Le normal et le monstrueux

On retrouve au long du film une opposition entre deux mondes : le normal et le monstrueux.

Deux mondes créés par antagonisme sous l’impulsion des différences anatomiques. Ce sont les caractéristiques physiques d’un individu qui déterminent son appartenance à l’un ou l’autre monde ; et l’un n’existe qu’en regard de l’autre. Le drame, si l’on veut, est que ces deux mondes coexistent dans un même univers qu’ils se partagent : le cirque. Ainsi, Cleo, Hercules, Venus appartiennent au monde des “normaux”, entendu comme ceux qui ne sont affligés d’aucune tare physique. La plupart des autres membres de cette troupe (ceux dont nous avons connaissance en tout cas) présentent des difformités plus ou moins prononcés, allant, sans hiérarchiser, du simple nanisme à la microcéphalie en passant par le phénomène siamois.

Mais s’il y a opposition entre ces mondes, c’est qu’il y a conflit. En témoigne la relation de Hans et Cleo, très inégale, dans laquelle notre héros n’est pas considéré en tant qu’être humain sensible. Il faut aussi se rappeler une scène exposée au début du film où l’on voit un personnage indigné se plaindre de la présence d’individus répugnants qu’il faudrait “enfermer”, comme pour prévenir la menace d’un contagion. Ce qui peut effrayer chez ces personnages considérés comme monstrueux, ce n’est en fait que leur aspect physique, à leur grand dam renvoyé à l’image du monstre, qui a pour effet de les pousser hors de l’humanité.

Sur le plan moral en revanche, on observe une inversion des rapports : les freaks apparaissent plus humains que les “humains normaux”. Plus humains car plus sensibles (voir Hans et Frieda notamment).

Cependant, la vengeance finale des freaks semble plus nous montrer que ce qui réunit tous les hommes, c’est la cruauté. La morale de l’histoire : tous humains dans la cruauté.

Notes sur les couples

Une dernière remarque pour clore ces pérégrinations sur le film concerne le rôle des couples. Par couple, il faut entendre couple amoureux, ou du moins, qui en a les apparences.

En effet, on peut remarquer que la plupart des personnages sont assortis à une autre personne avec laquelle ils forment un couple. Ainsi, Hans et Frieda, Hercules et Cleopatra, Venus et Phroso, la femme à barbe et son compagnon, Roscoe et une des soeurs siamoies, etc.

Parmi ces couples, il y en a un qui attire davantage l’attention et concentre les tensions dramatiques : il s’agit de celui que forment Hans et Cleo.

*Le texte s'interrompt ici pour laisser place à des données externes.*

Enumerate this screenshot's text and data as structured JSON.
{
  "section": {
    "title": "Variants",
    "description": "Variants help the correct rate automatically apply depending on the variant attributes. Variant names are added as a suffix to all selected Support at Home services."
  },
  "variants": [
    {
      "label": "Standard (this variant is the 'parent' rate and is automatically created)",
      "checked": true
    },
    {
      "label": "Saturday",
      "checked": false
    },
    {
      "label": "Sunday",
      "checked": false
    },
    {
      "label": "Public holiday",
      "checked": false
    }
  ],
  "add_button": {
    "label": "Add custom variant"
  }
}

Celui-ci se caractérise à la fois par le fait que les personnages qui le composent fréquentent déjà une autres personne avec qui ils font aussi couple (Frieda pour Hans, Hercules pour Cleopatra) et par le caractère non réciproque de la relation : Hans est amoureux, Cleo se joue et profite de lui.

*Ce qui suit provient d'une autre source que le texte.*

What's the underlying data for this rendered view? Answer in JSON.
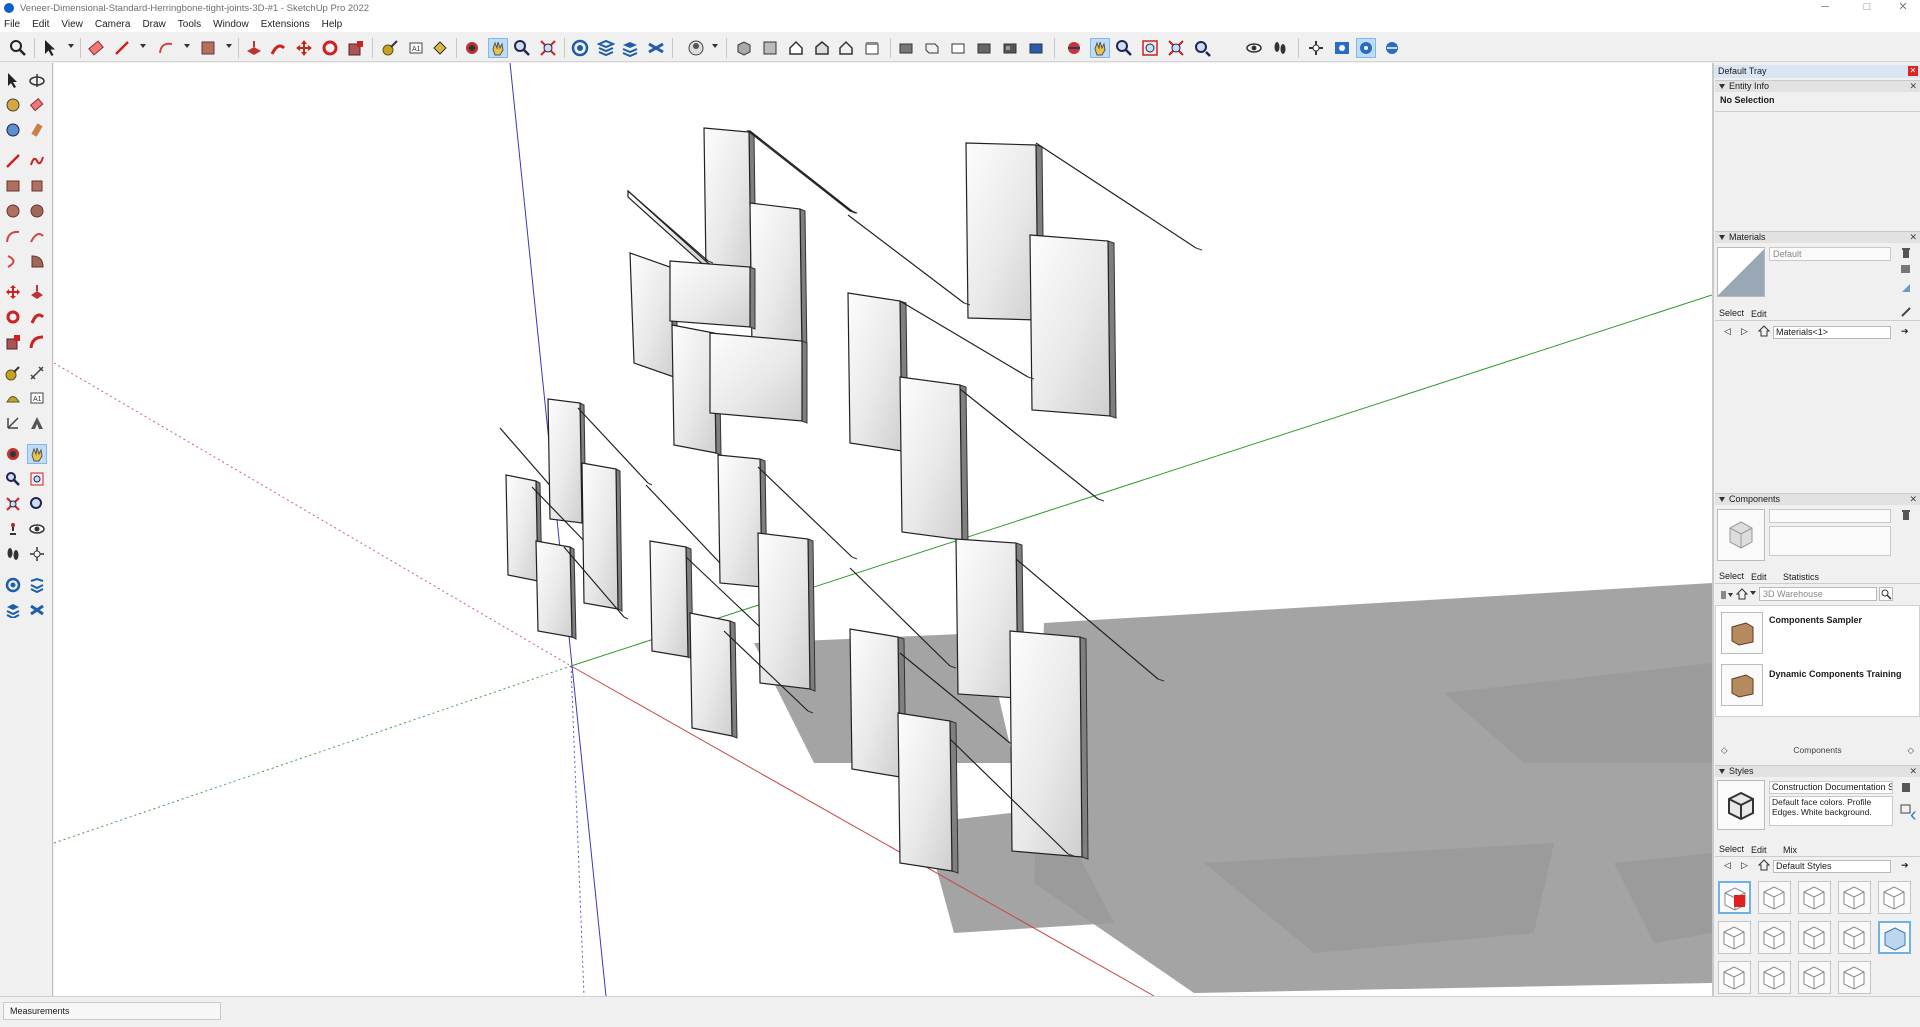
{
  "window": {
    "title": "Veneer-Dimensional-Standard-Herringbone-tight-joints-3D-#1 - SketchUp Pro 2022",
    "minimize": "─",
    "maximize": "□",
    "close": "✕"
  },
  "menu": [
    "File",
    "Edit",
    "View",
    "Camera",
    "Draw",
    "Tools",
    "Window",
    "Extensions",
    "Help"
  ],
  "tray": {
    "title": "Default Tray",
    "entity_info": {
      "header": "Entity Info",
      "status": "No Selection"
    },
    "materials": {
      "header": "Materials",
      "name": "Default",
      "tab_select": "Select",
      "tab_edit": "Edit",
      "collection": "Materials<1>"
    },
    "components": {
      "header": "Components",
      "tab_select": "Select",
      "tab_edit": "Edit",
      "tab_statistics": "Statistics",
      "search_placeholder": "3D Warehouse",
      "items": [
        {
          "name": "Components Sampler"
        },
        {
          "name": "Dynamic Components Training"
        }
      ],
      "footer": "Components"
    },
    "styles": {
      "header": "Styles",
      "name": "Construction Documentation Sty",
      "description": "Default face colors. Profile Edges. White background.",
      "tab_select": "Select",
      "tab_edit": "Edit",
      "tab_mix": "Mix",
      "collection": "Default Styles"
    }
  },
  "status": {
    "measurements_label": "Measurements"
  },
  "colors": {
    "accent": "#0a62c8",
    "selected_tool": "#bfdcf7",
    "red_axis": "#c84848",
    "green_axis": "#2e9a2e",
    "blue_axis": "#3a3ab8",
    "shadow": "#9a9a9a"
  }
}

Si l’on s’en tient à l’opposition aux deux-mondes qui cadre le récit, cette histoire est condamnée d’avance, et Hans mangera son coeur d’avoir pu croire, en quelque sorte, à la concorde de ces deux mondes par cet amour.

C’est l’échec du dépassement des différences et des apparences qui est ici mis en scène, car les deux “classes” entretiennent un rapport hiérarchique.

P.S. Debriefing

En derniers mots, il me faut préciser qu’il y a quantité d’éléments du film dont je n’ai pas parlé ici et du reste, plus j’avançais, plus je me rendais compte de l’ampleur du film et qu’il me serait impossible d’épuiser l’oeuvre et de tout dire ; tant mieux ! Pour construire mon texte, je me suis contenté de suivre quelques idées sans chercher à circonscrire une thématique très précise, ce que j’aurais peut être du faire… mais il faut regarder ce bavardage comme un simple exercice de style, un essai, une tentative. Des idées s’ajoutaient à mesure que je progressais ; j’en oubliais quelques autres.

The End.

Thank you for reading !

1 thought on “Comédie du monstre en l’homme

  1. Il faudra que je visionne ce film, une fois mon safari David Lynch terminé !
    Je me suis permis au passage d’ajouter des images pour la mise en avant, d’autant plus que les affiches de l’époque sont magnifiques.